Parents should be told about COVID-19 cases in child's school, epidemiologist says
Public health has told parents they should not expect any kind of notification
An epidemiologist who's been following New Brunswick's COVID-19 response doesn't agree with the province's decision to not automatically inform parents about a positive test in their child's school.
"I can understand why they've made that choice. It's not the choice I would have made though. I think I would err on the side of complete transparency at this point," said Raywat Deonandan, a global-health epidemiologist and an associate professor at the University of Ottawa.
He said all parents in that school should be alerted.

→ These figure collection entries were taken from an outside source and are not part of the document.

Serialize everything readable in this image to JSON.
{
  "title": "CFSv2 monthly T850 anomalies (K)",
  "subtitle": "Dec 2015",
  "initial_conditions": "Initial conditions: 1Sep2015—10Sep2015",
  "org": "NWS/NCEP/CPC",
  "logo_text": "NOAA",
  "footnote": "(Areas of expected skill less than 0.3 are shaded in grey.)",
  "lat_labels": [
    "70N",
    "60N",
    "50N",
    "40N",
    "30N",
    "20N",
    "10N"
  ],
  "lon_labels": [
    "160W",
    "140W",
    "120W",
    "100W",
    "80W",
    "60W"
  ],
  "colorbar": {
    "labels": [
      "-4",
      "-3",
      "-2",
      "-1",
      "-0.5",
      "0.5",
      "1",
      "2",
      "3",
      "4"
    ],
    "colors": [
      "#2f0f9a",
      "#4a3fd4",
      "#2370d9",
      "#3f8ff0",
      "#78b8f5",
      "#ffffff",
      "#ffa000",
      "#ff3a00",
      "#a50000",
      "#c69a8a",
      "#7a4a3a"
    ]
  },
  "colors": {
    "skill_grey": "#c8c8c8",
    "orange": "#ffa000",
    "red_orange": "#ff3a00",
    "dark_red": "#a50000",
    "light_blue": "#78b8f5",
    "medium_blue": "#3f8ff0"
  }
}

"For example, tell parents, 'A case has been found in your school. However, do not worry there is no reason to pull your child out of school. Those exposed individuals have been removed and are being tested and you will be informed of the results of this testing within a week or so.'"
On Thursday, the province's chief medical officer of health said each situation will be evaluated on a case-by-case basis.
Dr. Jennifer Russell said parents should not count on being told if a case of COVID-19 shows up at their child's school.
She said "only affected persons and families will be contacted."
But who that includes isn't clear. She said it will be determined "based on risk assessment."
The guide for parents says "Public Health will, through contact tracing and risk management, make decisions on who self-isolates. This may require an individual or several individuals, a classroom or multiple classrooms or even a school population to self-isolate."
Decisions will be made on a case-by-case basis, she said.
Russell said it was important to protect the privacy of a student who tests positive. She said "we don't want people to be labelled."
She also asked parents to "trust in the process."
She said her department fully expects the virus to surface at New Brunswick schools. Officials are "managing risks, not eliminating them."
When asked for clarity on the issue on Friday morning, the communications director for the Department of Health said the response will be dictated by the level of contact with the infected person.
"Public Health will be responsible for contact tracing, and the classroom bubble will be helpful in determining who should be contacted," explained Bruce Macfarlane.
"Some individuals may be required to self-isolate to limit the spread of the disease. This could be a few people, a classroom, multiple classrooms or even an entire school, depending on the level of contact with the infected person."
The infected person will be sent home immediately and won't be able to return to the classroom until public health officials give the OK, but it's not clear what will happen with that child's classmates.
Classmates should be tested
Deonandan said if someone in a classroom tests positive, every student in that class should be sent home for self-isolation.
He said it's prudent that everyone be sent home and tested. For maximum efficacy, he says the testing should wait a few days.
"It's entirely possible to find one case in the class that did not manage to give it to anybody else. However, the caveat around that is sometimes it takes a few days for sufficient viral replication to take place so that the test will work."
That means you can't just send students home, test them immediately, and give them the green light to return to the classroom if the test is negative.
Instead, the first test should be done after a few days and then repeated within 24 hours.
On Thursday, during the first of twice-weekly news briefings that will continue until school starts, Education Minister Dominic Cardy said officials will continue to sort out the details of the province's back-to-school plan.
He said to expect more details in the coming weeks.
He did say that schools will remain open — no matter what recovery phase the province is in.
"Our intention is to keep the school systems open as long as Dr. Russell lets us," Cardy said.
"We've got to keep educating our kids," he said. "We cannot let years and years go by. Otherwise we would be creating a lost generation. I don't think any of us want that."